Implementing Organization

Lutheran World Relief (LWR)

Program Summary

The Peru Castrovirreyna program works with indigenous farmers to increase the quantity of food available and the nutritional status of their children. To increase yields, farmers are trained on diversifying farm plots, organic production methods, establishing seed banks, improving post-harvest storage, and establishing family gardens and greenhouses. Families have more access to meat after training on small livestock rearing. Farmers are also trained to market their organic potato and vegetable crops and better manage their farm revenue. Another area of focus is on good nutrition and hygiene habits, and a deworming campaign is being coordinated with local health posts.

 

Peru Castrovirreyna Program Update 2022

Success Stories

Slow, Steady Commitment to Food Security Work

Living high in the Andes mountains of Peru definitely isn’t easy.
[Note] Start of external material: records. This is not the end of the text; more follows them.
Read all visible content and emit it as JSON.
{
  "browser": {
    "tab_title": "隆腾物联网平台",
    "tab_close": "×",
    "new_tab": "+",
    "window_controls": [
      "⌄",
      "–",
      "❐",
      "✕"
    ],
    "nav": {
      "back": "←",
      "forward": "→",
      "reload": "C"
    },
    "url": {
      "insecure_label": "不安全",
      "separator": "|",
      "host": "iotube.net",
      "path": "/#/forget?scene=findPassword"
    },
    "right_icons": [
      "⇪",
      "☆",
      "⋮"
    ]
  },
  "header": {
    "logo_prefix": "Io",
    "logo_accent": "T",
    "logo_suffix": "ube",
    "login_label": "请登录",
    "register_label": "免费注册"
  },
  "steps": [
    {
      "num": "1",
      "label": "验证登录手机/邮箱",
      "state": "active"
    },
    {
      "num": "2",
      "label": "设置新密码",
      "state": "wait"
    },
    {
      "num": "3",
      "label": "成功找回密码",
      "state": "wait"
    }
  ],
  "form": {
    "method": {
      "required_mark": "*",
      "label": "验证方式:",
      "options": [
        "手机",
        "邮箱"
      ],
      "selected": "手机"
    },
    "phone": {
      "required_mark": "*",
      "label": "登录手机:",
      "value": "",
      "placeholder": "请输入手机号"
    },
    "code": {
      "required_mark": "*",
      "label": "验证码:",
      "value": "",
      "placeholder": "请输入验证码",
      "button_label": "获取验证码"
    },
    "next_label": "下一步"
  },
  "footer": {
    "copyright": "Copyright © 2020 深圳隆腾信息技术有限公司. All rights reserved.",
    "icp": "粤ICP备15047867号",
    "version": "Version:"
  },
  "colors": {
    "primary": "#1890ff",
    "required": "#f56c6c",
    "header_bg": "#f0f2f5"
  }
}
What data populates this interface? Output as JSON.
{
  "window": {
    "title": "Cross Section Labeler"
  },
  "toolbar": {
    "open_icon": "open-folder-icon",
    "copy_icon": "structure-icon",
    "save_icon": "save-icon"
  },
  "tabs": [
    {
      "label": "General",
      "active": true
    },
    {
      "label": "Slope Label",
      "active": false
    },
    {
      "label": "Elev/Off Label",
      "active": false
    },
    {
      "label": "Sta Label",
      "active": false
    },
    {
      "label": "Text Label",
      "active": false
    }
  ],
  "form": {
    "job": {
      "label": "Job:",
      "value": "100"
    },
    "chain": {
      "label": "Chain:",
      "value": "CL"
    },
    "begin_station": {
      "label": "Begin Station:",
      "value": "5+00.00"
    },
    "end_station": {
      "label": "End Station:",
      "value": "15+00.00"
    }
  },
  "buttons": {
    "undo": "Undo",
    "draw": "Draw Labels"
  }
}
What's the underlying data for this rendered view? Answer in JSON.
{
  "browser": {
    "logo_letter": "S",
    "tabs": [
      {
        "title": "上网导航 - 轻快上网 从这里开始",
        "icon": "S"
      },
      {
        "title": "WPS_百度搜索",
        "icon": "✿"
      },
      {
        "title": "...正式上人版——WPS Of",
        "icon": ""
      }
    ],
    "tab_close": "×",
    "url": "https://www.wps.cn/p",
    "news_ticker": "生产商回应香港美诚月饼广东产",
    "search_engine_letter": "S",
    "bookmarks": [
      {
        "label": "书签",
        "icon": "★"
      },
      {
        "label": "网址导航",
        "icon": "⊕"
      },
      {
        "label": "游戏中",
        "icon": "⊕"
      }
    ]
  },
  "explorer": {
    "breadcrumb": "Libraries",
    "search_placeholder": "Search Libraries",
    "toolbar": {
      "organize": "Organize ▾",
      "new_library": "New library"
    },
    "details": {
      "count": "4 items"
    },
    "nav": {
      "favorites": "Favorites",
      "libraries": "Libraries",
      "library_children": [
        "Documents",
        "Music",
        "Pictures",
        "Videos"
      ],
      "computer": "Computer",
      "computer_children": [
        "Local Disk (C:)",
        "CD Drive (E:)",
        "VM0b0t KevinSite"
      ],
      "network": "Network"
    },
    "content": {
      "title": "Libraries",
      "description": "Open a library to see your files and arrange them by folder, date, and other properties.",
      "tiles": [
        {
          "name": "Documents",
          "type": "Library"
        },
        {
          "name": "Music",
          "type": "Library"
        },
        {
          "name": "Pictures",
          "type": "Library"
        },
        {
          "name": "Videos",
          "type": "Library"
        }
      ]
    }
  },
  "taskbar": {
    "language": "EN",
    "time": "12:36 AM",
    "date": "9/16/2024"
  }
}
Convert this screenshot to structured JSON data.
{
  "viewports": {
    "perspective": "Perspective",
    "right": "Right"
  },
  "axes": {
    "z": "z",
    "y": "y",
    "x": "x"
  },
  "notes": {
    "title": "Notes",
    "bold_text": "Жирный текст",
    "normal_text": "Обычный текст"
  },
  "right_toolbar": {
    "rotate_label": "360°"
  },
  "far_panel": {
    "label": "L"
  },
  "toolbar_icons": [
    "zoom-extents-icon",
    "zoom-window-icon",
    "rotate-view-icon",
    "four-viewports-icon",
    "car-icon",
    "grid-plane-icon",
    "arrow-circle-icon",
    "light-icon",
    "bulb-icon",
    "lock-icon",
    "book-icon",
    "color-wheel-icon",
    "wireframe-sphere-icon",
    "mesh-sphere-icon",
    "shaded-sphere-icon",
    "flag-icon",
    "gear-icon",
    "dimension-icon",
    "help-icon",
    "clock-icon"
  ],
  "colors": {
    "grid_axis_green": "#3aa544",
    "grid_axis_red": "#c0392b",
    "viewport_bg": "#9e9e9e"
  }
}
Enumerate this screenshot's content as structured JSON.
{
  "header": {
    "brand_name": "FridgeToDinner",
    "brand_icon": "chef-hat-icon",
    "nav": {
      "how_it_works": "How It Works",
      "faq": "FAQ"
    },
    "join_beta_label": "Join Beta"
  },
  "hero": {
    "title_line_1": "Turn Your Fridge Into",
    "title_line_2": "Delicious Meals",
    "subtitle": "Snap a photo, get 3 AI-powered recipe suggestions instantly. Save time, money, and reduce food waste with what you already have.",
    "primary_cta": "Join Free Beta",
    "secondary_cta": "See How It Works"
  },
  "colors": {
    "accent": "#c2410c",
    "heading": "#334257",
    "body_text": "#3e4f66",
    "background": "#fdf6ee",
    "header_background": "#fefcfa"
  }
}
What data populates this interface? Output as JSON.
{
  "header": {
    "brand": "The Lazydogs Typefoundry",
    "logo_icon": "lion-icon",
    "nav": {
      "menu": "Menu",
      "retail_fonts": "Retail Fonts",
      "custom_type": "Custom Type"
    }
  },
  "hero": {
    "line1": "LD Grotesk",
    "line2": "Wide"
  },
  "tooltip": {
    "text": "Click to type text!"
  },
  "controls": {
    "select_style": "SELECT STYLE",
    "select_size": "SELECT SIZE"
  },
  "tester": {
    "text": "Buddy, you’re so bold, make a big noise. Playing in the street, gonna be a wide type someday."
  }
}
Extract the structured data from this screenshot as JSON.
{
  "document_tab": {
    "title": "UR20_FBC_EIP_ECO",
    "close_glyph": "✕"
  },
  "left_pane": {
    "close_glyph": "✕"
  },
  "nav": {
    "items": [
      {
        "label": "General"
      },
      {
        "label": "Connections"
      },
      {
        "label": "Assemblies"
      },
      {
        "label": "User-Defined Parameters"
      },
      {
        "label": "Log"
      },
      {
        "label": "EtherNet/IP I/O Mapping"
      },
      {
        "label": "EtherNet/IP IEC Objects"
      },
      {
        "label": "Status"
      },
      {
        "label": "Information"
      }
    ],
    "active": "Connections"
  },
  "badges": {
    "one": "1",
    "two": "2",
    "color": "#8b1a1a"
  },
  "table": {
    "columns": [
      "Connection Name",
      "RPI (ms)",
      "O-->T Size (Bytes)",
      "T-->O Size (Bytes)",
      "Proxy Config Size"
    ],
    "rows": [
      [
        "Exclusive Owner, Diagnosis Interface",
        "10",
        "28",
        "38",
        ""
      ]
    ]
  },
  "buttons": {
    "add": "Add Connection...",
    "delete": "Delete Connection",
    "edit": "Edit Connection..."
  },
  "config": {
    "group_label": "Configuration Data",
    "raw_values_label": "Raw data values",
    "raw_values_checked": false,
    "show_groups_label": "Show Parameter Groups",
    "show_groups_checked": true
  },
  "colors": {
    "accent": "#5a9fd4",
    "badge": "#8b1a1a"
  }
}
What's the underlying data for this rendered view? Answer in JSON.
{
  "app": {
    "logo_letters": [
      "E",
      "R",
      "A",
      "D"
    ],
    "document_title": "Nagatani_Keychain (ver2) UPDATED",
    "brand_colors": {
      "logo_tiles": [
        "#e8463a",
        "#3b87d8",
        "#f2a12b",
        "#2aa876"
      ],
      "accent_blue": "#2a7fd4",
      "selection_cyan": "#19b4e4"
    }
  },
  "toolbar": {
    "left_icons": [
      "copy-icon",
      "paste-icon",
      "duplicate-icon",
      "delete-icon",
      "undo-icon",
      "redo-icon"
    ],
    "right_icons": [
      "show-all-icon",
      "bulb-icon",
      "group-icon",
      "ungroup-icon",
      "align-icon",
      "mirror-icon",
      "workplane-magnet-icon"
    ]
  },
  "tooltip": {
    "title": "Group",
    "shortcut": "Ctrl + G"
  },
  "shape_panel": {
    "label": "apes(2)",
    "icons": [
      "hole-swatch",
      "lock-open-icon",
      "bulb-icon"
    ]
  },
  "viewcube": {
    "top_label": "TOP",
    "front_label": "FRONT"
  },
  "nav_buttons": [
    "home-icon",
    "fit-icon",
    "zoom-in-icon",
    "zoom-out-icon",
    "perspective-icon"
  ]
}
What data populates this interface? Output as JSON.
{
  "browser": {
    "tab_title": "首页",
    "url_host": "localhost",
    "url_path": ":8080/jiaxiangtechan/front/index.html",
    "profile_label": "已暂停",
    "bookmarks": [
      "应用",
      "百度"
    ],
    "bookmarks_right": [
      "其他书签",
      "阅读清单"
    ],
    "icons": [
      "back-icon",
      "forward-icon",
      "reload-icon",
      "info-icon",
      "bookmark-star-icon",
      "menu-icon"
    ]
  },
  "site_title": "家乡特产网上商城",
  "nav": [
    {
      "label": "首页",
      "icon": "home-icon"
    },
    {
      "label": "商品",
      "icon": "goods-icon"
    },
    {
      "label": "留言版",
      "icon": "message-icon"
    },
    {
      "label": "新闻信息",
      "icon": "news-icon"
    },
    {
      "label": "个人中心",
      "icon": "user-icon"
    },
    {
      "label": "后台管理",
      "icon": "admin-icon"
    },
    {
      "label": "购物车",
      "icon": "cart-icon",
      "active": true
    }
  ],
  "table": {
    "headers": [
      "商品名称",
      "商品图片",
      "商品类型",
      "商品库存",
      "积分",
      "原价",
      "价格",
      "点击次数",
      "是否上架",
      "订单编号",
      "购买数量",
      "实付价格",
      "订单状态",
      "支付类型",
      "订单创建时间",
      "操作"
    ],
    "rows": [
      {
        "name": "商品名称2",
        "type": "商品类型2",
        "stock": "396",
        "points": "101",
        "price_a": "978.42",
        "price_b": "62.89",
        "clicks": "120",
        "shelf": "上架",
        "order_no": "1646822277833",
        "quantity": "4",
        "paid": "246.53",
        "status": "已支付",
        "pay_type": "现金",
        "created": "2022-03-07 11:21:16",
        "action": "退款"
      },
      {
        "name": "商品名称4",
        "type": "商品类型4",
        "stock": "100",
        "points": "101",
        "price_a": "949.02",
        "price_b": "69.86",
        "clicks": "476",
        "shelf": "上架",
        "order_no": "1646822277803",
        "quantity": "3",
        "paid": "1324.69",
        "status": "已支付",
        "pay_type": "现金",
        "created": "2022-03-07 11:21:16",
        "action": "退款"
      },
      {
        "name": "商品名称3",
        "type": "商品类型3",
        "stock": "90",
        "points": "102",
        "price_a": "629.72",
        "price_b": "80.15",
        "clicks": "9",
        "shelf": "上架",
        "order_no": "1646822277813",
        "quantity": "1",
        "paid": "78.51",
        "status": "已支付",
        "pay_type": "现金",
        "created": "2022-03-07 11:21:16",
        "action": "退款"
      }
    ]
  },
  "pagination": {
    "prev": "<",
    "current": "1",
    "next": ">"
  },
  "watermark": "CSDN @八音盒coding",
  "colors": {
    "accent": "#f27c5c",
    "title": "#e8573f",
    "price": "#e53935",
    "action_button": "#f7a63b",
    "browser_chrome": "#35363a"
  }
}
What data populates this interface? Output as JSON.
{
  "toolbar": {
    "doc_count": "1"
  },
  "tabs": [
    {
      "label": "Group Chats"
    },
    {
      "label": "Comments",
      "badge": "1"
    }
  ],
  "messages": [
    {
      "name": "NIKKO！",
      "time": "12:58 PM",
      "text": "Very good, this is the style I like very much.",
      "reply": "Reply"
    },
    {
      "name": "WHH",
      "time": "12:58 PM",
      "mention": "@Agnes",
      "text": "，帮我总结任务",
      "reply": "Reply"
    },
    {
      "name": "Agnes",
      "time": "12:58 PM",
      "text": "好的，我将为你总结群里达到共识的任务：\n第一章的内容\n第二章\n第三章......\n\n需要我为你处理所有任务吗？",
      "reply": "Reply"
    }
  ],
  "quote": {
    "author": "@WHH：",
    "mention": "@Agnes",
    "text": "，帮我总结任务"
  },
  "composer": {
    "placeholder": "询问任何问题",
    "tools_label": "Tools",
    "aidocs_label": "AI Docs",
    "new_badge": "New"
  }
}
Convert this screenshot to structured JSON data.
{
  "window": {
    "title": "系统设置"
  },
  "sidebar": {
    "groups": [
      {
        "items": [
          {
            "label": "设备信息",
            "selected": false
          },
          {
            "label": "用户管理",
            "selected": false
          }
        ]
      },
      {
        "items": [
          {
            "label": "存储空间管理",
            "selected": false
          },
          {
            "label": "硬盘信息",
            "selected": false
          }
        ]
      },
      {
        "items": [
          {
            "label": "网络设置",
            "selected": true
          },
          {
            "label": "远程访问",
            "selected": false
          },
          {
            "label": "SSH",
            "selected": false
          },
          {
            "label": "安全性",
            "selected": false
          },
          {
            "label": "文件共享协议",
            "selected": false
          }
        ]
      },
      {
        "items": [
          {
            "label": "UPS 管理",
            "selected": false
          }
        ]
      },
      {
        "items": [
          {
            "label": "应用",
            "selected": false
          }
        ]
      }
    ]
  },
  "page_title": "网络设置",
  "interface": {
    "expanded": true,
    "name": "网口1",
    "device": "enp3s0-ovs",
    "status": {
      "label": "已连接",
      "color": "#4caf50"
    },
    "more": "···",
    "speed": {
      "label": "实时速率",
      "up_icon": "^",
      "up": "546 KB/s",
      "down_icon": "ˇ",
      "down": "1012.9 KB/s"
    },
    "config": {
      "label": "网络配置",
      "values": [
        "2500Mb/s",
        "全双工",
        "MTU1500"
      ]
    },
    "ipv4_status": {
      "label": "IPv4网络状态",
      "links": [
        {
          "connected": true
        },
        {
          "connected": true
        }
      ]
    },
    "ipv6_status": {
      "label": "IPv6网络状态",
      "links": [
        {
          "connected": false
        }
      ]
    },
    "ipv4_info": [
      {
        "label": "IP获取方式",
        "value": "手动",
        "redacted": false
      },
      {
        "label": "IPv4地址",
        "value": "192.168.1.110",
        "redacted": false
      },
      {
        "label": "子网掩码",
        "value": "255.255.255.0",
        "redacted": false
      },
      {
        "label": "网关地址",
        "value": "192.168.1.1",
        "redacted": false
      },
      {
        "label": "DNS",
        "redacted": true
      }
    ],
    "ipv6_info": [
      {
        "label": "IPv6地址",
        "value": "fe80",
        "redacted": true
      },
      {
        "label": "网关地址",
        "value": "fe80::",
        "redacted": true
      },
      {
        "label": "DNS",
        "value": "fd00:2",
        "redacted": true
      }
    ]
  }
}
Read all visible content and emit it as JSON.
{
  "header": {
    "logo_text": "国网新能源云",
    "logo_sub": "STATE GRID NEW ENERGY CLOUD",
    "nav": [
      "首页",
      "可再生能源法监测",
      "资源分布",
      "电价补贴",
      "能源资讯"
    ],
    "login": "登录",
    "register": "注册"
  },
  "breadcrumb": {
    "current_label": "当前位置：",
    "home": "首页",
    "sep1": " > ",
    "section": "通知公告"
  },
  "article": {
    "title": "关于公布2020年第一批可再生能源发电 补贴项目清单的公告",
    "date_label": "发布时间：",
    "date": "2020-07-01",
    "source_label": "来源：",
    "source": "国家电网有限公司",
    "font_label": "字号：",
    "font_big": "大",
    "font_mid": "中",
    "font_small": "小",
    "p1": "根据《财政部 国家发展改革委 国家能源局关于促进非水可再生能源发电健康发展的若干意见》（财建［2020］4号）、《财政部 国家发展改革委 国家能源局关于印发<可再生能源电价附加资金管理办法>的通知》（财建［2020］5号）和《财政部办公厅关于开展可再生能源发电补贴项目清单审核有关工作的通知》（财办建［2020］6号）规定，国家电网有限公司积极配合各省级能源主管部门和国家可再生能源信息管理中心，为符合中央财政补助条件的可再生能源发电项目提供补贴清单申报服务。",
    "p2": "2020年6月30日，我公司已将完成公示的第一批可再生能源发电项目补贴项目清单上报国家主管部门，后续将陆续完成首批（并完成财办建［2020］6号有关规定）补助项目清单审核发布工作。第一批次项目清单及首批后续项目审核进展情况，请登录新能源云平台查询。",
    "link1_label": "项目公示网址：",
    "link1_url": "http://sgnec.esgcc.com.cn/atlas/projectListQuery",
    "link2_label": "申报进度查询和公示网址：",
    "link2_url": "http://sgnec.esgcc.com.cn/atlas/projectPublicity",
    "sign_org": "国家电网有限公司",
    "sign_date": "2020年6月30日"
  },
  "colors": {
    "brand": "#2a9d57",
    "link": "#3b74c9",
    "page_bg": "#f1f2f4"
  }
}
Thin air. Freezing nights, burning sun and damaging hail storms. Poverty. Remoteness from municipalities that can offer basic infrastructure and services. Lack of clean water due to pollution from mining operations. And there has recently been a punishing drought.

Still, Lutheran World Relief and local partner Center for Integrated Development of Communities (CEDINCO) have seen much progress in their years of walking alongside the communities. Greenhouses protect tender plants from freezing, netting over outdoor plantings mitigate the hot sun, hail, and pesky birds, and “corrals” simplify raising the guinea pigs and chickens that provide protein. Families now enjoy dietary diversity. Technical advisors from CEDINCO monitor their progress and are at the ready to suggest ways to address issues in growing cabbage, lettuce, beet, spinach, radish, onion, turnip, Swiss chard, carrot, parsley, coriander and cauliflower.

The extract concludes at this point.